I did some work on AIX once. The thing that I remember is that I was granted some kind of zone/slice or wathever they call for compartmentalization. It didn't even had SSH so I had to use telnet.
The guy I was supposed to prepare the system for could only install Oracle from some crappy java UI wizard so I had to request the sysadmin to install a lot of Linux libraries and programs to enable X11 over SSH.
From memory there was LPAR "Logical Partitions" - which were effectively like a VM.
and there was WPAR "Workload Partitions" - which had a shared OS and were more like a container.
I had some "interesting" experiences getting stuff to work on WPAR's.
IIRC, WPARs could be just for one process, or full OS (but sharing the resources of one AIX instance, I guess that running on an LPAR or directly in the hardware).
I first learned on an AIX box in college; Cygwin/X gave me X11 access and worked perfectly, although I couldn’t tell you whether that used telnet or ssh.
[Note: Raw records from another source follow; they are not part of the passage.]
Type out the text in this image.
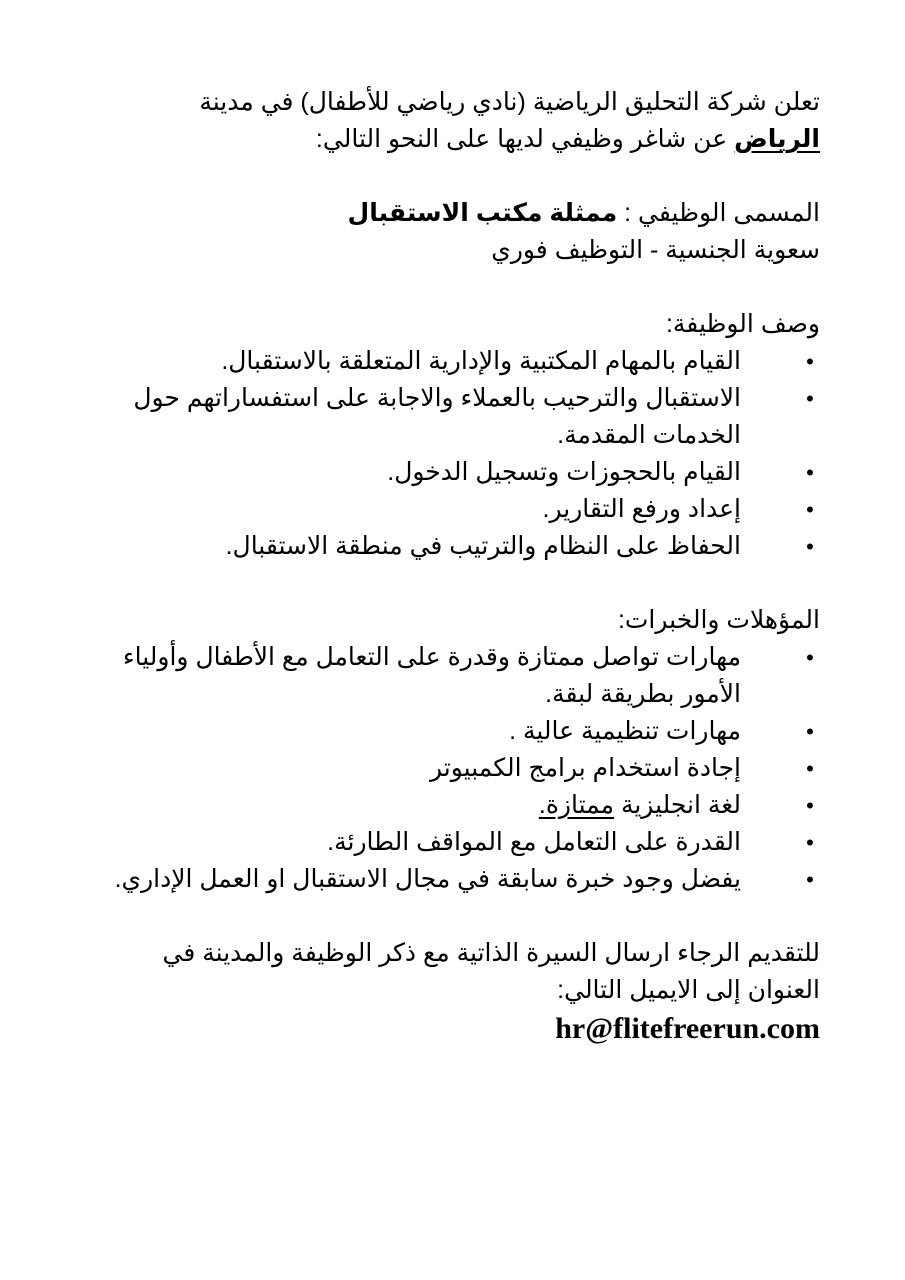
تعلن شركة التحليق الرياضية (نادي رياضي للأطفال) في مدينة

الرياض عن شاغر وظيفي لديها على النحو التالي:

المسمى الوظيفي : ممثلة مكتب الاستقبال

سعوية الجنسية - التوظيف فوري

وصف الوظيفة:

•
القيام بالمهام المكتبية والإدارية المتعلقة بالاستقبال.
•
الاستقبال والترحيب بالعملاء والاجابة على استفساراتهم حول الخدمات المقدمة.
•
القيام بالحجوزات وتسجيل الدخول.
•
إعداد ورفع التقارير.
•
الحفاظ على النظام والترتيب في منطقة الاستقبال.

المؤهلات والخبرات:

•
مهارات تواصل ممتازة وقدرة على التعامل مع الأطفال وأولياء الأمور بطريقة لبقة.
•
مهارات تنظيمية عالية .
•
إجادة استخدام برامج الكمبيوتر
•
لغة انجليزية ممتازة.
•
القدرة على التعامل مع المواقف الطارئة.
•
يفضل وجود خبرة سابقة في مجال الاستقبال او العمل الإداري.

للتقديم الرجاء ارسال السيرة الذاتية مع ذكر الوظيفة والمدينة في

العنوان إلى الايميل التالي:

hr@flitefreerun.com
Back then I used telnet a lot without any regard for security.
Nicely put (oof!). I believe it also enforced a minimal color depth, which none of our machines could directly support on their own hardware, forcing the use of remote X11 displays.
Yes we first had a world of telnet and networks that allowed anyone who pierced them with a transceiver to be part of it (thicknet). It was a simpler/kinder/less malicious world than todays.
X Windows ran great on AIX before Linux was a thing. IBM was involved with its's inception (Project Athena).
The guy I was supposed to prepare the system for could only install Oracle from some crappy java UI wizard so I had to request the sysadmin to install a lot of Linux libraries and programs to enable X11 over SSH.